Cambaceres cuenta esta experiencia en los prólogos a otra de sus obra Potpourri. Silbidos de un vago, de 1882, una obra que levantó mucha polémica en Argentina por el retrato irónico de la vida burguesa.
El Proyecto biblioteca digital argentina contiene este texto, donde podemos leer la obra completa, incluidos los prólogos. De ellos extraigo varias citas que nos dan una pequeña muestra del humor, la vida y la irreverencia del autor:
Una mañana me desperté con humor aventurero y, teniendo hasta los tuétanos del sempiterno programa de mi vida: levantarme a las doce, almorzar a la una, errar como bola sin manija por la calle Florida, comer donde me agarrara la hora, echar un bésigue en el Club, largarme al teatro, etc., pensé que muy bien podía antojárseme cambiar de rumbos, inventar algo nuevo, lo primero que me cayera a la mano, con tal que sirviera de diversión a este prospecto embestiador, ocurriéndoseme entonces una barbaridad como otra cualquiera: contribuir, por mi parte, a enriquecer la literatura nacional.
Para que uno contribuya, por su parte, a enriquecer la literatura nacional, me dije, basta tener pluma, tinta, papel y no saber escribir el español; yo reúno discretamente todos estos requisitos, por consiguiente, nada se opone a que contribuya, por mi parte, a enriquecer la literatura nacional.
Francamente, le jeu n´en valait pas la chandelle.
El que crea encontrar en las páginas de este libro estudios serios, fruto de una labor asidua, debe, desde luego, cerrarlo sin más vuelta.
No quiero ni puedo hacer nada serio.
El más pequeño esfuerzo intelectual me postra.
Vivo por vivir, o mejor: vegeto.
Perdidas en medio de mis muchos defectos, tengo algunas buenas dotes. Poseo, por ejemplo, un fondo innegable de honradez; por eso es que nada prometo, desde que nada puedo dar.
Ya saben ustedes, pues, a que atenerse.
Mi excelente madre se empeñaba en hacer de mí un abogado.
Amándola con delirio, no me sentí con fuerzas bastantes a contrariar su voluntad, sagrada para mí, y estudié derecho.
Entendámonos.
Más que vida de estudio, fue la mía, vida de placeres y de holganza.
Mimado por mis padres, con dinero a discreción y el libre arbitrio más absoluto, frecuentaba los salones, teatros y paseos, mientras las Pandectas, las Partidas y los Cánones yacían en lastimoso y polvoriento olvido.
Esto duraba diez meses.
[…] La vergüenza de una posible reprobación hacíame reaccionar de tal manera que, durante los dos meses restantes, dedicaba ocho y hasta diez horas diarias al estudio, lo que me permitía presentarme a las pruebas finales y salir airoso de ellas.

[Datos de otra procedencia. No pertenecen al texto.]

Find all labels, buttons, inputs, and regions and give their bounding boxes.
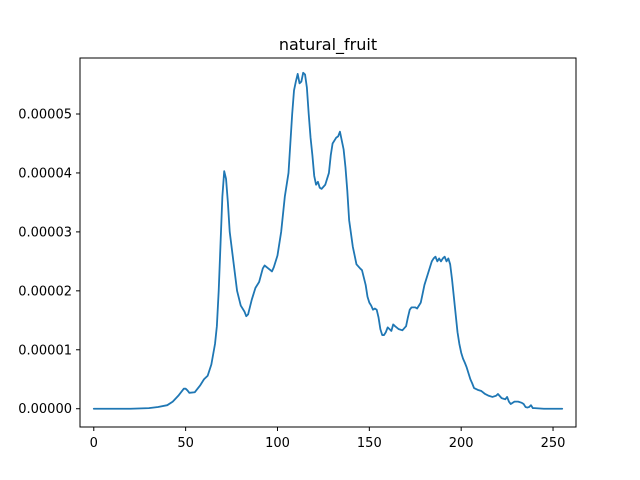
y-tick-label-4: 0.00004 (18, 166, 72, 181)
plot-area (80, 58, 576, 427)
series-line-layer (92, 71, 564, 410)
x-tick-label-5: 250 (541, 436, 566, 451)
x-tick-label-2: 100 (265, 436, 290, 451)
series-line-0 (92, 71, 564, 410)
y-tick-label-2: 0.00002 (18, 284, 72, 299)
x-tick-label-3: 150 (357, 436, 382, 451)
y-tick-label-1: 0.00001 (18, 343, 72, 358)
x-axis: 0 50 100 150 200 250 (90, 427, 566, 451)
y-axis: 0.00000 0.00001 0.00002 0.00003 0.00004 0.000… (18, 107, 80, 417)
x-tick-label-0: 0 (90, 436, 98, 451)
y-tick-label-3: 0.00003 (18, 225, 72, 240)
x-tick-label-1: 50 (177, 436, 194, 451)
y-tick-label-5: 0.00005 (18, 107, 72, 122)
chart-title: natural_fruit (279, 35, 377, 55)
plot-frame (79, 57, 577, 428)
y-tick-label-0: 0.00000 (18, 402, 72, 417)
x-tick-label-4: 200 (449, 436, 474, 451)
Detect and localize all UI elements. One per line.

Pero, ¡ay! ¡lo que así se gana, así se pierde! Dos meses antes del examen no sabía nada, pero dos meses después… tampoco.
[…]
Una mañana de invierno fría y gris como el spleen que me dominaba, me levanté resuelto a poner fin a mis males con un remedio brutal. Cerré con llave las puertas de mi estudio; pegué sobre ellas el letrero siguiente: «Cerrado por causa d’embêtement», y procedí, enseguida, a repartir mi clientela entre mis condiscípulos más pobres y más famélicos, como se reparte la carne del manso buey en las jaulas de fieras y aves de rapiña de los jardines de aclimatación.